Я начала понимать, что последнее бракосочетание с Саро определенно станет самым длительным. Он мог уйти от меня не дальше, чем луна от неба при дневном свете. Он был повсюду, пусть его и нельзя было увидеть. Для того чтобы научиться существовать в таком виде любви, требовалось время. Время, пожалуй, самый критически важный аспект при утрате.

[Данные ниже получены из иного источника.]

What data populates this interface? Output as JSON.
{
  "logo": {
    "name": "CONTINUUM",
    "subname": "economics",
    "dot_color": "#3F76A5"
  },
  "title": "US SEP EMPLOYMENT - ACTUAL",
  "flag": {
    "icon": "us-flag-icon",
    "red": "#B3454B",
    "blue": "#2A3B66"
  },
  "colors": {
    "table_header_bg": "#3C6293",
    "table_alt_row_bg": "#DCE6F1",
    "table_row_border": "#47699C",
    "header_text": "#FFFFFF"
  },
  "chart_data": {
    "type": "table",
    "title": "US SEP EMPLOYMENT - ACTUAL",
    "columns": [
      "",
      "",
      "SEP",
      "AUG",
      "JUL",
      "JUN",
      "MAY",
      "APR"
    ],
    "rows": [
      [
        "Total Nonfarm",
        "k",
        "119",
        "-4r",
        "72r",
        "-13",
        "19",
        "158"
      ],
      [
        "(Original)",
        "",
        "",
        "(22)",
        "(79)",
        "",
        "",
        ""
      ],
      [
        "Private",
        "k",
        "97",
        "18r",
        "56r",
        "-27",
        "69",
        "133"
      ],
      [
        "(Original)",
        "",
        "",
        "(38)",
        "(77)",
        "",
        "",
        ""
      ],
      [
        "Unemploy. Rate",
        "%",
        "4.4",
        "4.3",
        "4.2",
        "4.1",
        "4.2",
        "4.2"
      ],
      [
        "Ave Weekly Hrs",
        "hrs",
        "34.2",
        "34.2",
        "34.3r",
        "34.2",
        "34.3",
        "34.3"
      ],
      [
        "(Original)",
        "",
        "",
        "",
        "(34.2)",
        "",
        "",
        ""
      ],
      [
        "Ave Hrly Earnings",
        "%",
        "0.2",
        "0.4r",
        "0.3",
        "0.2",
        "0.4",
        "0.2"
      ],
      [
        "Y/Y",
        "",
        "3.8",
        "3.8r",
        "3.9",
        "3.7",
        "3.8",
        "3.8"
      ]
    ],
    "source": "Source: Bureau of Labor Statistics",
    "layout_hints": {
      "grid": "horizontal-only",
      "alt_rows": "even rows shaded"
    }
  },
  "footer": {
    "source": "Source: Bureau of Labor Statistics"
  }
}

По дороге обратно к дому сквозь сицилийскую пересеченную местность я смотрела в окно, и мне казалось, что я потеряла счет дням нашего пребывания здесь. У времени было свойство ускользать из плена. Как и сицилийский ландшафт, во многом оно играло с моим разумом злую шутку, то давая мне одномоментно долины со свежей зеленью, то забирая их, оставив бесплодные, зазубренные скалы. Тем летом с самого момента приезда на Сицилию мне сложнее, чем когда-либо, удавалось измерять его в аккуратных половинах и четвертях часа. Были только дни с долгими, растянутыми отрезками нескончаемого солнца, когда делать было совсем нечего, разве что следить, как утро и полдень, вздорные близнецы, требуют времени, каждый для себя. Затем наступали сумерки – они спускались быстро и задерживались, будто бы не желая подчиниться ночи. Я поняла тогда, что должна принять оставшиеся дни медленно, так же, как я постепенно принимала саму Сицилию.


Мне остро не хватало вкуса морской соли на губах и песка под ногами. Я хотела, чтобы нежность Средиземного моря открылась мне, пока я плыву на спине, лицом к солнцу. Мне нужно было ощутить, как мое тело становится легким, невесомым, плывущим туда, куда вздумается волнам.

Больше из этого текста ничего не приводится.